【发布时间】:2020-01-11 13:07:29
【问题描述】:
我想对男性和女性员工的小时工资均值进行 t 检验。
`df1 = df[["gender","hourly_wage"]] #creating a sub-dataframe with only the columns of gender and hourly wage
staff_wages=df1.groupby(['gender']).mean() #grouping the data frame by gender and assigning it to a new variable 'staff_wages'
staff_wages.head()`
说实话,我想我已经弄糊涂了。我想做一个t检验所以我写了代码
`mean_val_salary_female = df1[staff_wages['gender'] == 'female'].mean()
mean_val_salary_female = df1[staff_wages['gender'] == 'male'].mean()
t_val, p_val = stats.ttest_ind(mean_val_salary_female, mean_val_salary_male)
# obtain a one-tail p-value
p_val /= 2
print(f"t-value: {t_val}, p-value: {p_val}")`
它只会返回错误。
我有点疯狂地尝试不同的东西......
`#married_vs_dependents = df[['married', 'num_dependents', 'years_in_employment']]
#married_vs_dependents = df[['married', 'num_dependents', 'years_in_employment']]
#married_vs_dependents.head()
#my_data = df(married_vs_dependents)
#my_data.groupby('married').mean()
mean_gender = df.groupby("gender")["hourly_wage"].mean()
married_vs_dependents.head()
mean_gender.groupby('gender').mean()
mean_val_salary_female = df[staff_wages['gender'] == 'female'].mean()
mean_val_salary_female = df[staff_wages['gender'] == 'male'].mean()

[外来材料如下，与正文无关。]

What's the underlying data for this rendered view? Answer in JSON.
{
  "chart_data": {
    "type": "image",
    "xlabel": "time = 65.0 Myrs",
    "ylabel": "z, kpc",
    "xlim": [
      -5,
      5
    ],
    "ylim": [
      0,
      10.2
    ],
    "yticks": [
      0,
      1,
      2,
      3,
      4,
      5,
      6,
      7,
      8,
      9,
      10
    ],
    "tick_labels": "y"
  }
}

#cat1 = mean_gender['male']==['cat1']
#cat2 = mean_gender['female']==['cat2']
ttest_ind(cat1['gender'], cat2['hourly_wage'])`
请谁能指导我采取正确的步骤?
【问题讨论】:
-
你的 mean_val_salary_male 是从哪来的(t_val, p_val = stats.ttest_ind(mean_val_salary_female, mean_val_salary_male))???
-
你有两个 (mean_val_salary_female) 但没有 (mean_val_salary_male)
-
@MehdiHamzeloee 哦,我明白了。让我看看
标签: python pandas p-value t-test